Friday, April 24, 2009

Lending rates head into single digits

Lending rates head into single digits
The Financial Express, April 24, 2009, Page 1

Sunny Verma, New Delhi

In a likely pointer to lower lending rates, a clutch of Indian companies has borrowed medium-term funds at single digit interest rates. A large private bank has lent one-year funds to a big private company at a very attractive rate of close to 8%, while a public sector company borrowed 30-day money at 5.25% from the same bank, according to a senior executive at the bank, who said he was not authorised to speak to the media.

Other bankers and infrastructure companies expressed surprise at the 8% rate, but said early signs of cheaper credit are visible now.

A medium-sized infrastructure company, GMR, said rates have to fall into single digits. According to Subbarao Amarthaluru, group CFO of GMR, “Lending rates are now down to less than 11% from 13%, but we want them to drop below 10% for projects to become viable.”

Lending rates for top-notch companies are now close to single digits, though benchmark prime lending rates are still holding up. “Downside risks have clearly come down. Some stability is coming back into the system”, said G Ramachandran, head-global research group, ICICI Bank.

The spread that AAA-rated corporate borrowers have to pay over government bond yields has fallen to the pre-crisis level of 150 basis points from 400 basis points in December 2008. The spread on two-year AAA corporate bond is about 135 basis points. Yields on benchmark 10-year government bond are at about 6.2%. This means, a top-notch corporate actually borrowed at less than 8%.

Amarthaluru said the situation has improved a lot after September. “Getting funds is not as difficult now as it was in the last six months, especially after February.”

To prod the banks to pare lending and deposit rates, RBI had on Tuesday cut repo and reverse repo rate by 25 basis points each.

A senior bank official said discounts on loans below PLR have risen sharply in the past few weeks, with banks trying to lend their surplus funds.

Awash with funds, banks deposited over Rs 1,00,000 crore a day with the Reserve Bank in the last three weeks. “There is no dearth of funds now. Our credit growth is around 27-28%,” said Punjab National Bank chief general manager LP Agarwal.

PNB is charging around 10-11% for a one-year loan to top-rated companies, he said.
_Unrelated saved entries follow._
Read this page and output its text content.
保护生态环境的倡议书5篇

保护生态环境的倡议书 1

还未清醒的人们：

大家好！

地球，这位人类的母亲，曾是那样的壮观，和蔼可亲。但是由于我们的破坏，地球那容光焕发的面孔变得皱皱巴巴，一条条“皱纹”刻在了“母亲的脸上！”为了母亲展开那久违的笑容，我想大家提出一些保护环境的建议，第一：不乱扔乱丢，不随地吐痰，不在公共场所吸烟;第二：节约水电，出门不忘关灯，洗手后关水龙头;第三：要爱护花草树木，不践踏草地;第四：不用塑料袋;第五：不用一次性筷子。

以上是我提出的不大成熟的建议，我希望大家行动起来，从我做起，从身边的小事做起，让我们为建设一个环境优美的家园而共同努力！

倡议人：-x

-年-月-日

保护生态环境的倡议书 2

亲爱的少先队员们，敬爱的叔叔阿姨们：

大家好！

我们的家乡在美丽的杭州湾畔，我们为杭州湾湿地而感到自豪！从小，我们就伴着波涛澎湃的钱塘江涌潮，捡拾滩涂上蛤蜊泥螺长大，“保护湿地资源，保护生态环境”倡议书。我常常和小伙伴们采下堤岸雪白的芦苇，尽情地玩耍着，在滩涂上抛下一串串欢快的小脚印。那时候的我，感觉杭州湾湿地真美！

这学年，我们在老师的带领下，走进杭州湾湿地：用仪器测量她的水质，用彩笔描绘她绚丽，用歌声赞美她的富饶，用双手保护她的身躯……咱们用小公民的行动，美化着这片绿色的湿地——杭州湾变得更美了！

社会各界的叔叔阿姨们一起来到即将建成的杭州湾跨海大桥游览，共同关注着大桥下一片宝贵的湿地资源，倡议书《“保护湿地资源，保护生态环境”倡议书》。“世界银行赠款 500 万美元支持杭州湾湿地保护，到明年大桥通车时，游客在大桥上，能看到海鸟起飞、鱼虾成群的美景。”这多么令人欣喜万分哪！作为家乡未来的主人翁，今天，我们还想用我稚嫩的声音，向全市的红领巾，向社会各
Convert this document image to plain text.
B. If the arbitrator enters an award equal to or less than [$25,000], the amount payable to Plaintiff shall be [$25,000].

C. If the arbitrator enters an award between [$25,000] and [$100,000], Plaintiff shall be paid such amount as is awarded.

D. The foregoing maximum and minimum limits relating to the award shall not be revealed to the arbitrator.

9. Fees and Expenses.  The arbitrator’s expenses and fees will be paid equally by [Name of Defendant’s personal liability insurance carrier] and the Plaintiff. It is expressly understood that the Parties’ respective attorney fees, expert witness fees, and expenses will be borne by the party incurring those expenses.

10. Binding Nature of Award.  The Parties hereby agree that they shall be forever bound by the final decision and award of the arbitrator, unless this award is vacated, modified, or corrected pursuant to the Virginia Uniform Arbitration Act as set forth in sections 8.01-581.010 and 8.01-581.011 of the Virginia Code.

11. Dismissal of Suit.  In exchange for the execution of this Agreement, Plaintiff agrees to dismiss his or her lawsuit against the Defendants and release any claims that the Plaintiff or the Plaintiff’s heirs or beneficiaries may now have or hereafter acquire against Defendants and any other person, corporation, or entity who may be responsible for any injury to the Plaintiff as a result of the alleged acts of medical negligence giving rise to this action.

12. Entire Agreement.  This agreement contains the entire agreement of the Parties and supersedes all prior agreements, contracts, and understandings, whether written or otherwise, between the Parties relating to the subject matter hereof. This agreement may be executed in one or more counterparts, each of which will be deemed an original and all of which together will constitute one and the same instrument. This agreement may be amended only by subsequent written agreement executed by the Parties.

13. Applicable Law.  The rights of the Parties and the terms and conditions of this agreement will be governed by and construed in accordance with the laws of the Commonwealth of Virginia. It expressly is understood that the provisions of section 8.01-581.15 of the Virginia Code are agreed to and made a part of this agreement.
He, however, said lending rates cannot fall sharply unless deposits rates tumble. RBI deputy governor Rakesh Mohan said in London on Thursday that banks were still saddled with high-cost deposits and so their lending rates would soften only gradually.

Noting that nearly 70% bank lending was at rates below benchmark PLR, RBI on Tuesday decided to set up a working group to review the BPLR system to make credit pricing more transparent.

GMR’s Amarthaluru said he expects interest rates to drop a bit more since the rates of bulk deposits have crashed. Between October 2008 and April 18, 2009, public sector banks have reduced term deposit rates by 125-250 basis points, while the reduction in bulk deposits have been much steeper. The weighted average lending rate fell from 12.3% in 2007-08 to around 10.9% in 2008-09, RBI said in its annual review of the monetary policy on Tuesday.